Durante boa parte do confronto, o Atlético apresentou dificuldades em traduzir seu projeto ofensivo em gols. A equipe de Simeone criava, mas lhe faltava aquele jogador capaz de transformar posse em oportunidades claras. A sensação era de um time preso ao próprio sistema, incapaz de encontrar brechas na defesa do Málaga.
A mudança de cenário veio do banco de reservas. Aos 12 minutos do segundo tempo, Kang-in Lee entrou em campo e imediatamente alterou a dinâmica do jogo. O reforço sul-coreano, trazido para ser a alternativa de qualidade ao ídolo Antoine Griezmann, trouxe justamente aquilo que faltava: incisividade, criatividade e capacidade de decisão rápida.

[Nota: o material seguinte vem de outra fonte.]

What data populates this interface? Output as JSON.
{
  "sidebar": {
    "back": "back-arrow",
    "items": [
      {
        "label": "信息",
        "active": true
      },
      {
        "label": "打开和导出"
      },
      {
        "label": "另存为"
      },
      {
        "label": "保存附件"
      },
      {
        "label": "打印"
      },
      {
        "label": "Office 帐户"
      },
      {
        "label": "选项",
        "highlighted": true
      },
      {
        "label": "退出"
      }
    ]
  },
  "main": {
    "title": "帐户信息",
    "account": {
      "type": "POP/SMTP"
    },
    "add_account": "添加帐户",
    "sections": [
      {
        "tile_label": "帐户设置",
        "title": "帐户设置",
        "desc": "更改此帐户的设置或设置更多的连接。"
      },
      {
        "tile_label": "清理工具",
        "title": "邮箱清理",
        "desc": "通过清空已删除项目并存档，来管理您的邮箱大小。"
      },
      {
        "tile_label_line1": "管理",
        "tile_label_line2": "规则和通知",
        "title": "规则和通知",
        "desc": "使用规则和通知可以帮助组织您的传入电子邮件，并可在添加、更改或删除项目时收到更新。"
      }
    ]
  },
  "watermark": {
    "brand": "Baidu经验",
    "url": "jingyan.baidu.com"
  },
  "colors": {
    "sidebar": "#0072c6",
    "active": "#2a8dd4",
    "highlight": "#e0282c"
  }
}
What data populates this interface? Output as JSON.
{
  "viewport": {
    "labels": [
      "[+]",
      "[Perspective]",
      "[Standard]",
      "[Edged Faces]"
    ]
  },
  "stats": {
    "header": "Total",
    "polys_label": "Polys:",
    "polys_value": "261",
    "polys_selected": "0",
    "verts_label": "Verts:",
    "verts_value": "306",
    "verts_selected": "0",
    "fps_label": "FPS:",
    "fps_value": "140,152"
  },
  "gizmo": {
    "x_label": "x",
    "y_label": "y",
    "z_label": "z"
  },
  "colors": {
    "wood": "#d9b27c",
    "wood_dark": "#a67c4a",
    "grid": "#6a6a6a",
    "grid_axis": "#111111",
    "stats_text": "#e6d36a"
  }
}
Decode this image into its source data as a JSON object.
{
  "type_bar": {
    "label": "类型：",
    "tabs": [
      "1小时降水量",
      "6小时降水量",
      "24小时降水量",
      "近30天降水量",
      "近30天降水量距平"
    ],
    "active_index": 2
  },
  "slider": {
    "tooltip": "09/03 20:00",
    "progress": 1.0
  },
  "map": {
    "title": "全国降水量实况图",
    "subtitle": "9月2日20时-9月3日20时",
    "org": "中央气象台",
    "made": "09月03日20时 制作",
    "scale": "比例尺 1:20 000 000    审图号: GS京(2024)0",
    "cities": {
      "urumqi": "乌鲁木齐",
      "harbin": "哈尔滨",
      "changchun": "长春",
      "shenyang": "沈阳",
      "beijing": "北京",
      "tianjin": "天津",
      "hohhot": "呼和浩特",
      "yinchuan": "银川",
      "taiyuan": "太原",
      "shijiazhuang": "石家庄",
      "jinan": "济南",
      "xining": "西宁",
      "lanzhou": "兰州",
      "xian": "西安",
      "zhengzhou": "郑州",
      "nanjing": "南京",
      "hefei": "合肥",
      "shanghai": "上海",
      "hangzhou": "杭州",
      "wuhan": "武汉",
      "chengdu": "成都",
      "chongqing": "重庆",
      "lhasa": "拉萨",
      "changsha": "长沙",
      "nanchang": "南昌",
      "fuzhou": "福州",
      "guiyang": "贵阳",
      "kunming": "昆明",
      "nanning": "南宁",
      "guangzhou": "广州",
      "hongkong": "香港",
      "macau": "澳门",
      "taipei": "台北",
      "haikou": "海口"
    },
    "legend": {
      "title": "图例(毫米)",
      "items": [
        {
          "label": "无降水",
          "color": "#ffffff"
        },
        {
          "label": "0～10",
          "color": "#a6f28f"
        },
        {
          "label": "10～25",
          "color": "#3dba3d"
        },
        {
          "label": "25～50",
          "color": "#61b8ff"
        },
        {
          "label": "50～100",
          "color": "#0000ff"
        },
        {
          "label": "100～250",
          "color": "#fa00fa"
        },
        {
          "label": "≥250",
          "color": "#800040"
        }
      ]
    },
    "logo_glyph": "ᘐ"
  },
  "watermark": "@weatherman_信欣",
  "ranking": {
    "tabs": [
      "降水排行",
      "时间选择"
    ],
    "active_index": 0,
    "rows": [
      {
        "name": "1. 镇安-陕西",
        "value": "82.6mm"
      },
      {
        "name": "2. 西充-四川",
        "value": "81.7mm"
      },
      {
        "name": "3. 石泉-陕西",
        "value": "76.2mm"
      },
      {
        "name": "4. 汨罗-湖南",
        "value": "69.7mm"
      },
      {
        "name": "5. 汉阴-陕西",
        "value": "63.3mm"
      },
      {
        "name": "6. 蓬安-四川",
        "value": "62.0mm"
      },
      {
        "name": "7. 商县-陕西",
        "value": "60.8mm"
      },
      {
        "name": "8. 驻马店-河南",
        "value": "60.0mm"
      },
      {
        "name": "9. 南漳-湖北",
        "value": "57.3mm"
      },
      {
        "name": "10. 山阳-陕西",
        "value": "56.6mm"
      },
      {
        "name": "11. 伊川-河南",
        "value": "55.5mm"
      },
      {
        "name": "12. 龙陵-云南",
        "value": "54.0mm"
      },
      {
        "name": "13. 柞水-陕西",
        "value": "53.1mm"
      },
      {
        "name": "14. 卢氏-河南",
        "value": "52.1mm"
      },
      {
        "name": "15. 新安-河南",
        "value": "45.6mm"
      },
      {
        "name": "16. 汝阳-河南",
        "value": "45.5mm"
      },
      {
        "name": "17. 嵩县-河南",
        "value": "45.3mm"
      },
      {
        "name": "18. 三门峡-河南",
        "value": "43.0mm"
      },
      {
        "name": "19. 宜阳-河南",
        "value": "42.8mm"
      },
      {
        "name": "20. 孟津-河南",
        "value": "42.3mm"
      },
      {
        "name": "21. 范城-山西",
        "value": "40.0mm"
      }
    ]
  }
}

Lee não demorou para justificar sua importância. Antes dos 25 minutos em campo, o craque já havia marcado, abrindo o placar e libertando a pressão psicológica que pairava sobre o Atlético. Seu gol funcionou como catalisador: a equipe ganhou ritmo, confiança e controle da partida.
Este duelo revelou uma característica importante do projeto rojiblanco: a diferença entre o planejado e o executado. No papel, o time funciona perfeitamente; na prática, depende de detalhes e de jogadores que saibam improvisar soluções criativas quando o plano A não flui naturalmente.
Com a vitória como ponto de partida, o Atlético segue no caminho certo, mas a performance deixou claro que Simeone terá muito trabalho pela frente para aperfeiçoar a integração entre seus peças. Pelo menos, descobriu que Lee pode ser a tábua de salvação em momentos de dificuldade.